While it is common knowledge that Lynn Morgan supports impounded water discharges in drought years for white water rafter thrills and supports the wild & scenic designation for parts of the Mokelumne River, her website vaguely states: “Support continued recreation and increased tourism on the Mokelumne River.” But this statement could even mean the recreation and tourism opportunities of a new dam and lake. She also says: “Protect the county’s water rights and water resources for use by county residents.” What about future residents and businesses? Are we really clear on her position on wild & scenic position now? Other similar statements from her website are: “Direct economic development to town centers including...More retail services” and “Through the general plan update, focus development in towns and existing communities where infrastructure, services, and jobs are available.” This could sound like she supports the Dollar General store in Pine Grove, but we all know she does not.

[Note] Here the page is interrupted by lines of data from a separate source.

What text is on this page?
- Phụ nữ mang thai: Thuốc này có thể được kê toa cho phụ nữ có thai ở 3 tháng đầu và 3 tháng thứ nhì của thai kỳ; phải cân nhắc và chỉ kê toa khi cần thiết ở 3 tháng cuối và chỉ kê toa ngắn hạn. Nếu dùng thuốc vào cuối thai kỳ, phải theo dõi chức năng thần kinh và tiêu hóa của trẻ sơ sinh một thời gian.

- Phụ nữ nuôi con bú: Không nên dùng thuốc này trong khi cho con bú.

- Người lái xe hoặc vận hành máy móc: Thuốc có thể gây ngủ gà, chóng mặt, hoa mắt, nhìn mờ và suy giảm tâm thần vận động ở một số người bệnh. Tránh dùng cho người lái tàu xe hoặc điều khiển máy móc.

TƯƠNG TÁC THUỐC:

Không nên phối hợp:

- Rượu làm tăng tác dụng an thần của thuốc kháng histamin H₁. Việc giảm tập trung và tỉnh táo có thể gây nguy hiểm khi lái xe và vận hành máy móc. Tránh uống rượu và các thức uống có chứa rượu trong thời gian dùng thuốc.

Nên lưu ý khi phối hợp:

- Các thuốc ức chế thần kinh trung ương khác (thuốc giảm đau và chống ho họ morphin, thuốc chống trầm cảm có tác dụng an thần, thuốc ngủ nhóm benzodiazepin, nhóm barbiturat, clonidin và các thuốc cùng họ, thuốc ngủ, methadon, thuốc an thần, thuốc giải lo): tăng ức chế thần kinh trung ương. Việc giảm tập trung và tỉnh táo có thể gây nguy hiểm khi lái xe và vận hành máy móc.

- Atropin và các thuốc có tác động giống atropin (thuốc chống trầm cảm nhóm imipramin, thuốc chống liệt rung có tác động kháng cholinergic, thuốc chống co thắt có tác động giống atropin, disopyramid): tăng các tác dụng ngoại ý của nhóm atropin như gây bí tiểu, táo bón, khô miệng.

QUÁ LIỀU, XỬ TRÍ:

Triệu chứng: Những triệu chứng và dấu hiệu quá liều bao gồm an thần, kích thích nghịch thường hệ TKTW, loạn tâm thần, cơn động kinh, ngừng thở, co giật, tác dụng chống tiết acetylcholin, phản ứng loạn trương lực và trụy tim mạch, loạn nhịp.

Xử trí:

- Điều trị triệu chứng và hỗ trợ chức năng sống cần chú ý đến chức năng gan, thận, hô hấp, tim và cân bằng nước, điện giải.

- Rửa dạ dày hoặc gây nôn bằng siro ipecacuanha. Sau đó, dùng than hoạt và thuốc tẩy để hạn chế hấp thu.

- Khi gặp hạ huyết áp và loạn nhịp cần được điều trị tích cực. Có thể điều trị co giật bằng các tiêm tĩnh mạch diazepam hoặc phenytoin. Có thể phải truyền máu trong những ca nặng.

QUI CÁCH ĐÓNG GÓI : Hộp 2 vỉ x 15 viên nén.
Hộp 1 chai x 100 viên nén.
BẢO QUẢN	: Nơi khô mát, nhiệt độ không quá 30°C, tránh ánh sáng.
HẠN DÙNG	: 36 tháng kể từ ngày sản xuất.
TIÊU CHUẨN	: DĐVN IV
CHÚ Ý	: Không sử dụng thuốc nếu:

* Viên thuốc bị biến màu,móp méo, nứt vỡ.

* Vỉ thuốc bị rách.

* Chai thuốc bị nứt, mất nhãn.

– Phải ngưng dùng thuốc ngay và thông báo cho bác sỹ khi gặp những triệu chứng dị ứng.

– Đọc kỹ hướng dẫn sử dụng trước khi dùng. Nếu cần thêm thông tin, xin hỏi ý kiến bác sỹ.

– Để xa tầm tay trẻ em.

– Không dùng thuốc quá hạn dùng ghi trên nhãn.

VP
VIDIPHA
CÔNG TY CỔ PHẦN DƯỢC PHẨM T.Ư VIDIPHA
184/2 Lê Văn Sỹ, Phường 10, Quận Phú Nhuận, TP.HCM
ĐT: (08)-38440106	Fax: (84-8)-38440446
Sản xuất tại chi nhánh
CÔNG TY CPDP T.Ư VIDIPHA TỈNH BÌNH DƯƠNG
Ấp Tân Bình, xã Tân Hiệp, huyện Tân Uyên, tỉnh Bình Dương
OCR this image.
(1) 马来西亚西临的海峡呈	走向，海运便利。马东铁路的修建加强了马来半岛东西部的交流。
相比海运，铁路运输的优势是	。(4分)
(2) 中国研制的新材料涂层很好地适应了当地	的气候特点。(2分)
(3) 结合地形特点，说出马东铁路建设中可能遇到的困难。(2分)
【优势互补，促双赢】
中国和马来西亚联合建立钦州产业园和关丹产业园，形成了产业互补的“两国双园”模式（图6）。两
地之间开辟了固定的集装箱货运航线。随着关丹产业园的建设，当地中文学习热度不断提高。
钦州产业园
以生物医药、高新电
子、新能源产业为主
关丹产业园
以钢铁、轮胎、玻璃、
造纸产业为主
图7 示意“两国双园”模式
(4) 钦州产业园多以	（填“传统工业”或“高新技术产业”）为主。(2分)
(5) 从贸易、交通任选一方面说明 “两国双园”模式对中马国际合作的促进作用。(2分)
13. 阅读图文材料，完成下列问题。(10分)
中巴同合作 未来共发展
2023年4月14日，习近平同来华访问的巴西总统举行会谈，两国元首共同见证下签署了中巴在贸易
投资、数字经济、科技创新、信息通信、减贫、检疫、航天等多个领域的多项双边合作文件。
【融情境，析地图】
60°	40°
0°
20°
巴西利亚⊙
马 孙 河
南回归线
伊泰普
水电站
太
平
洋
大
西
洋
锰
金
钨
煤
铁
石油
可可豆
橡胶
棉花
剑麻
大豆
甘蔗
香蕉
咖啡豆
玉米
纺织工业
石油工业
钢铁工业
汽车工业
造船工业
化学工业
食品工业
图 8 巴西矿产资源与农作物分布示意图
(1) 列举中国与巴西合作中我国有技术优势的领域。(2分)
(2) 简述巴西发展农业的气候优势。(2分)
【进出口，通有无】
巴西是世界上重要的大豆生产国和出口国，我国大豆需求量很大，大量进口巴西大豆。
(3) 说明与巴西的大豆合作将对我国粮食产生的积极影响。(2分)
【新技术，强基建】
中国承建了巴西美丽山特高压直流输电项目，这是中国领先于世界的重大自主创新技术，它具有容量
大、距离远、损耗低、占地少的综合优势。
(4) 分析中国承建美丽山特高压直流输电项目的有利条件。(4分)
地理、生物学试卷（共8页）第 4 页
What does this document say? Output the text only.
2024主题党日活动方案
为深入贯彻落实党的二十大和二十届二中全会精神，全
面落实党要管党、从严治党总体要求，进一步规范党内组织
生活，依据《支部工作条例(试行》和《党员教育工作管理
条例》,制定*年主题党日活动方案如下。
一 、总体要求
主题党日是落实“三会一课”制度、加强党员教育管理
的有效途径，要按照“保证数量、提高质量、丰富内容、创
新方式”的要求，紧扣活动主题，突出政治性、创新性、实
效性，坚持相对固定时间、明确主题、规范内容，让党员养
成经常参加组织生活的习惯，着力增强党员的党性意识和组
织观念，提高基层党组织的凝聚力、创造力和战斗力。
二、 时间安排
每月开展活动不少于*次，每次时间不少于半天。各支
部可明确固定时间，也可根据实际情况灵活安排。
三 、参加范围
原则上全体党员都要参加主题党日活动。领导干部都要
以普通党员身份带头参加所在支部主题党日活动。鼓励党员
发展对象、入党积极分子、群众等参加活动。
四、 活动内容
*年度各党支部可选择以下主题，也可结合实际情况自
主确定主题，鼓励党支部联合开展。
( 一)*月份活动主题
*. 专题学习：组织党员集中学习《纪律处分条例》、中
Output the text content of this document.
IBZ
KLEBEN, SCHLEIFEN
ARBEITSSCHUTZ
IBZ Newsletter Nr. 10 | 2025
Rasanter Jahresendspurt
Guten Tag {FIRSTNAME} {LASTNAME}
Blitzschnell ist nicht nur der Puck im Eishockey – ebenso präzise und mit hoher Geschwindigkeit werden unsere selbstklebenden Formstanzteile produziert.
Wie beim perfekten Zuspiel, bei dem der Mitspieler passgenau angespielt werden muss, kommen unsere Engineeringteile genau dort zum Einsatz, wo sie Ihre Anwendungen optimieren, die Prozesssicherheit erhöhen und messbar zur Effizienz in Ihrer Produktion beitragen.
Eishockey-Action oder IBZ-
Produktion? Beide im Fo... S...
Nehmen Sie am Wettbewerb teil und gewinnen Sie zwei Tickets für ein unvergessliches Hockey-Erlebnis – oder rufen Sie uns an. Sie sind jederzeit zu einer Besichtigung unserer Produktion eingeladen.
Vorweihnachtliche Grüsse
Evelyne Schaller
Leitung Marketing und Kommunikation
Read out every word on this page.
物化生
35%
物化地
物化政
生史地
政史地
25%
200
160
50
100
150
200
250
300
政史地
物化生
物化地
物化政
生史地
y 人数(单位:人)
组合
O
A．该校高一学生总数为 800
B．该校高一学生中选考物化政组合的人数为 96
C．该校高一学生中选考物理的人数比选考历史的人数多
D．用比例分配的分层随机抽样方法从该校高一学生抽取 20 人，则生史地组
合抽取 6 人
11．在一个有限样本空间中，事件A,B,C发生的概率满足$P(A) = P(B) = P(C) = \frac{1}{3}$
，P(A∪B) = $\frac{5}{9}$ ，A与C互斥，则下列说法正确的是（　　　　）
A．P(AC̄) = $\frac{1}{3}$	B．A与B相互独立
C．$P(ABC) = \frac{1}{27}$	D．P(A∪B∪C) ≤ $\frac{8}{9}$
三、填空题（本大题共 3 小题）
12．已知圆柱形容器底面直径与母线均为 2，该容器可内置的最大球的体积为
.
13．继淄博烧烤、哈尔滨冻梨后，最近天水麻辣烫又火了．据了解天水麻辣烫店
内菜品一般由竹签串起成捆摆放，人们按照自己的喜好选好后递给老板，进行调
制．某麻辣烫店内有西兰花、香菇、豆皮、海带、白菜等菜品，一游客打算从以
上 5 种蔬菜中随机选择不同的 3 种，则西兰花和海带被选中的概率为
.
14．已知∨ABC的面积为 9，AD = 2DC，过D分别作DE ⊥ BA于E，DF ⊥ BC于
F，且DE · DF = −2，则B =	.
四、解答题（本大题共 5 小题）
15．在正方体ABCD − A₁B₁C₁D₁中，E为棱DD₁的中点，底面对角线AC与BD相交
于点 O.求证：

Her website continues with: “Creating more opportunities for diverse citizen participation in the democratic process by valuing all opinions and points of view.” Anyone can speak at the general comment period before the Board of Supervisors, as I and many others have. There have been screaming matches and harsh words instigated by various vociferous individuals. In other jurisdictions, such behavior has led to arrest. But the Supervisors have always let everyone speak. Ms. Morgan’s words sound nice, but there is no problem to begin with.This is typical of most of her website statements.

Lynn Morgan’s glib positions are like one size fits all clothing which means it tries to fit everyone but in reality fits no one. While she says that she belongs to no “contingent” her belief system is clear. She is a member of the Foothill Conservancy that has a very specific agenda. Her record shows that she is more than willing to bend the rules for her beliefs. Is this what people really want?

I’m asking the undecided voters to ask Lynn Morgan for specific positions and hard answers to the nice, but essentially meaningless pronouncements on her website. Where does the money for the things she wants come from? What are the most pressing priorities for our county? Is turning Buckhorn into a smart growth, high density community that may replicate the European villages our ancestors chose to leave behind one of them?

It’s easy to see, for a newcomer or an outsider to political process, the present Board of Supervisors as “entrenched”. It’s easy to conclude that a fresh new face could be productive. But that is a superficial look. You undecided voters must dig deeper. Lynn Morgan represents an agenda against your self interest and that of our county. Our future depends on your decision.